Introduction
Introduction Statistics Contact Development Disclaimer Help
# taz.de -- Essay zum Linksliberalismus in Europa: Revolution. So friedlich wie…
> In zwei Jahrzehnten hat der Neoliberalismus den Sozialstaat abgebaut,
> geholfen haben dabei Linksliberale. Revolution ist aber noch möglich.
Bild: Linksliberal revolutionäre Faust
Ein bisschen deppert schaut er zuweilen drein, der „postmoderne
Intellektuelle“ von heute. Die Intelligenz Europas und die neoliberale
Ideologie sind eine verheerende Mesalliance eingegangen. Ohne es sich
bewusst zu machen, haben Linksliberale (hey, das sind ja wir – ja, Sie sind
gemeint) das Ende der Demokratie mit postmoderner Weltverleugnung
protegiert. Wir sollten uns entscheiden: Entweder machen Sie sich zunehmend
prekarisiert, aber weiterhin wellnessorientiert zur Mittäterin; oder Sie
schauen den Verbrechen des Neoliberalismus ins Antlitz und freunden sich
mit dem Gedanken an eine seriös formulierte Revolution an.

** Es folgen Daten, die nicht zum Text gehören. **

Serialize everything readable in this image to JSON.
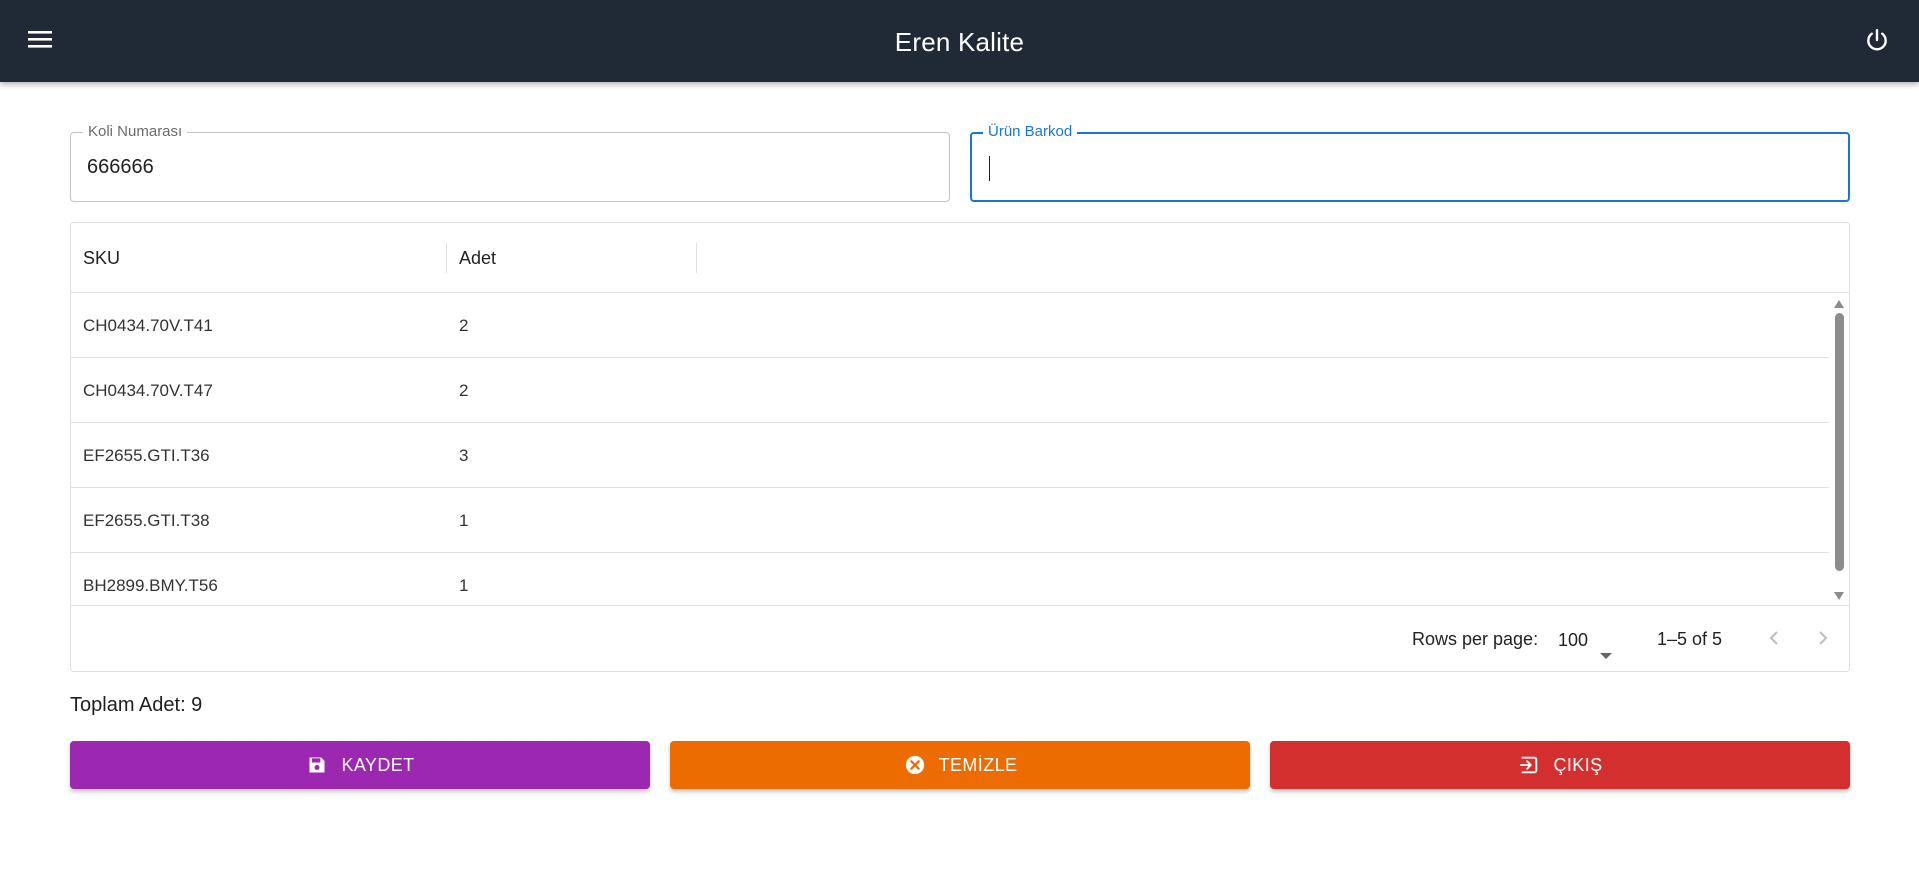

Die Erzählung der neoliberalen Epoche war, dass durch die
„Herausforderungen der Globalisierung“ ein ökonomischer Zustand eingetreten
sei, der die Entfachung gesellschaftlicher Zuspitzung erfordere. Ein „Ruck“
müsse „durch Deutschland gehen“, um den behaupteten „Reformstau“ zu
überwinden und im „Wettbewerb der Nationen“ siegreich zu sein. Die
„Staatsverschuldung“ sei horrend, deswegen müssten die Steuern für die
Reichen gesenkt, Staatsbetriebe privatisiert und der Sozialstaat
geschrumpft werden.
Für die Selbstverwirklichung dieser Ideologie seien die Besitzlosen nun zu
schröpfen, also alle abhängig Beschäftigten, insbesondere die jüngere
Generation Europas. Ebenjene Kohorten, die aufgrund ihrer demografischen
Minderheitenposition bei Wahlen weniger gefährlich sind (heute alle unter
40). Großeigentümer und Erben aller Altersklassen trügen indes die
„unternehmerische Verantwortung“. Damit sie diese freudvoller ausüben
würden, müsse ein Prozess ablaufen, der allen Ernstes
„Hinunterrieseleffekt“ genannt wurde (Trickle-down-Effekt).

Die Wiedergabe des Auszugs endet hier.